Oh yes, this is the guy who stood before the American people in January of 2003 and proclaimed that Iraq was in possession of 26,000 liters of anthrax, 38,000 liters of botulinum toxin, 500 tons of sarin, mustard and VX gas, mobile biological weapons labs, uranium from Niger for use in a "robust" nuclear weapons programs, and that Iraq enjoyed connections to al Qaeda that led directly to the attacks of September 11.

This was the guy who presided over the outing of a deep-cover CIA agent after her husband had the temerity to call him a liar in the public prints. That agent was running a network for the purpose of thwarting any person or group that might try to deliver weapons of mass destruction to terrorists.

This is the guy who strutted like a bantam rooster under a banner reading "Mission Accomplished," bragging about the end of a war that was to grind on for seven more years, and grinds on even to this day, and tomorrow, and tomorrow, and tomorrow.

This is the guy who said "Bring it on" and put a target on the backs of tens of thousands of US troops. This is the guy who is personally responsible for the death and injury of hundreds of thousands of innocent human beings. The body count from his administration is breathtaking in size and scope.

This is the guy who allowed the intelligence services of this nation to violate the Constitutional rights of its citizens in a way never seen before.

This is the guy who turned the entire world against America after that same world embraced us so completely after September 11. World leaders could not stand to be in the same room with him, and openly mocked him, thus humiliating us all.

This is the guy who literally fiddled while Hurricane Katrina devoured the city of New Orleans.

This guy actually said he considered dropping Cheney from the administration? It would be comic if it were not so pointedly fraudulent. Cheney ran the government, ran roughshod over every right he found meddlesome, and Bush sat by and let him do it with that same simpering smirk on his face.

This is the guy who set stem cell research back more than a decade because of his overarching fealty to "snowflake babies" over living, breathing, suffering people.

This is the guy who unleashed all the horrors of the torture chamber because the lawyers said it was OK. If the president does it, it's not illegal, right? Nixon came up with that line, but this is the guy who took it farther than it has ever been taken before.

This is the guy, and now he's back on my television again, and it makes me want to eat my own teeth. I endured him for eight long, brutal years, and have often thought since that no matter how bad things get - and they have, indeed, gotten pretty damned bad - I don't have to endure his face or his voice or his abject serial failures anymore.

But now he's back, and it is like returning to a nightmare.

I don't know what this George W. Bush Reputation Rehabilitation Tour will actually accomplish in the end. The same 20% of the country that kept his approval ratings from slipping into single digits - said group now being known as the "Tea Party" - will go out and buy his book. They will lap up his mealy-mouthed pabulum like cats into the cream, and some of our "mainstream" commentators will try to shoehorn the idea that he is missed into the national conversation.

He is not. George W. Bush was, and likely will forever be, the single worst American president in the nation's history.
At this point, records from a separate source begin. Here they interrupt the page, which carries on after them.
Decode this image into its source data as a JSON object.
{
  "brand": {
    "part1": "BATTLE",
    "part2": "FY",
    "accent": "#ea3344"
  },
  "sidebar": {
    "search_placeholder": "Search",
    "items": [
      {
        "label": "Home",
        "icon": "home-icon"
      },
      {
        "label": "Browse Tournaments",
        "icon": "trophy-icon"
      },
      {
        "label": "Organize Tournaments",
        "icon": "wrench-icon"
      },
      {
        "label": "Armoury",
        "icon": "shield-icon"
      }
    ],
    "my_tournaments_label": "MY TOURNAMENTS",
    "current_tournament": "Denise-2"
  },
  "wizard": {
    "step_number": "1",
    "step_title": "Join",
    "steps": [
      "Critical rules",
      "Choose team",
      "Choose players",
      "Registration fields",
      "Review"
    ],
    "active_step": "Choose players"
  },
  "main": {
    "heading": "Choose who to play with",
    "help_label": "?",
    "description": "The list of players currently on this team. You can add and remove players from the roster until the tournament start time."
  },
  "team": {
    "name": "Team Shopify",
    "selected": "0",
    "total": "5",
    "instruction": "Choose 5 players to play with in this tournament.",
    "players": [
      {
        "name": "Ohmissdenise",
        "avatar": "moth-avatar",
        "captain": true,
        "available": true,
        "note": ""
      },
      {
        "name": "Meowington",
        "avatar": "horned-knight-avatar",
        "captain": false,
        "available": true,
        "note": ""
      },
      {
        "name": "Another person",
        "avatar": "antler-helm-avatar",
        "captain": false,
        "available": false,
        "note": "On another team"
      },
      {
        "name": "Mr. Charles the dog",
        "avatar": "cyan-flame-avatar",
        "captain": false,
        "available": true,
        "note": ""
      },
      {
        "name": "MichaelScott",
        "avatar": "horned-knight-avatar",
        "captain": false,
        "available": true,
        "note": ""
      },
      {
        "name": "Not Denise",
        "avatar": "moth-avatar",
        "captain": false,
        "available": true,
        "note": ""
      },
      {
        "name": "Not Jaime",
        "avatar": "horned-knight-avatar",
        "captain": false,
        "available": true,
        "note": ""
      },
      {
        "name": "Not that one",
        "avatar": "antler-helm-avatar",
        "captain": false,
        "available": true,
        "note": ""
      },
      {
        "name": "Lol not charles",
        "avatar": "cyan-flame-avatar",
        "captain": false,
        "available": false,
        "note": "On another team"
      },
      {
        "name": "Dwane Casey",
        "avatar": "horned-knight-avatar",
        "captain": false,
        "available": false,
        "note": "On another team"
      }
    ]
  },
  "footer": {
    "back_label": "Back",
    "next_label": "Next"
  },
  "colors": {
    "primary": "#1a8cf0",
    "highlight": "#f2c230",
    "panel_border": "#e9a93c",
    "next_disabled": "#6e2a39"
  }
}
To outstrip his remarkable record of failure, criminality and disgrace, a future president will have to personally cause the Earth to crash into the sun.

All I can do for now is avoid the TV, stay away from the newspapers, and pray to God on High that this small fraction of a man will soon retreat back into the ignominy from which he has emerged. There is no salvaging him, and thanks to him, there may be no salvaging America in his aftermath.

We are all children of this bastard fool now. The least he can do is stay in the shadows where he belongs, while we toil and sweat to repair what he wrought.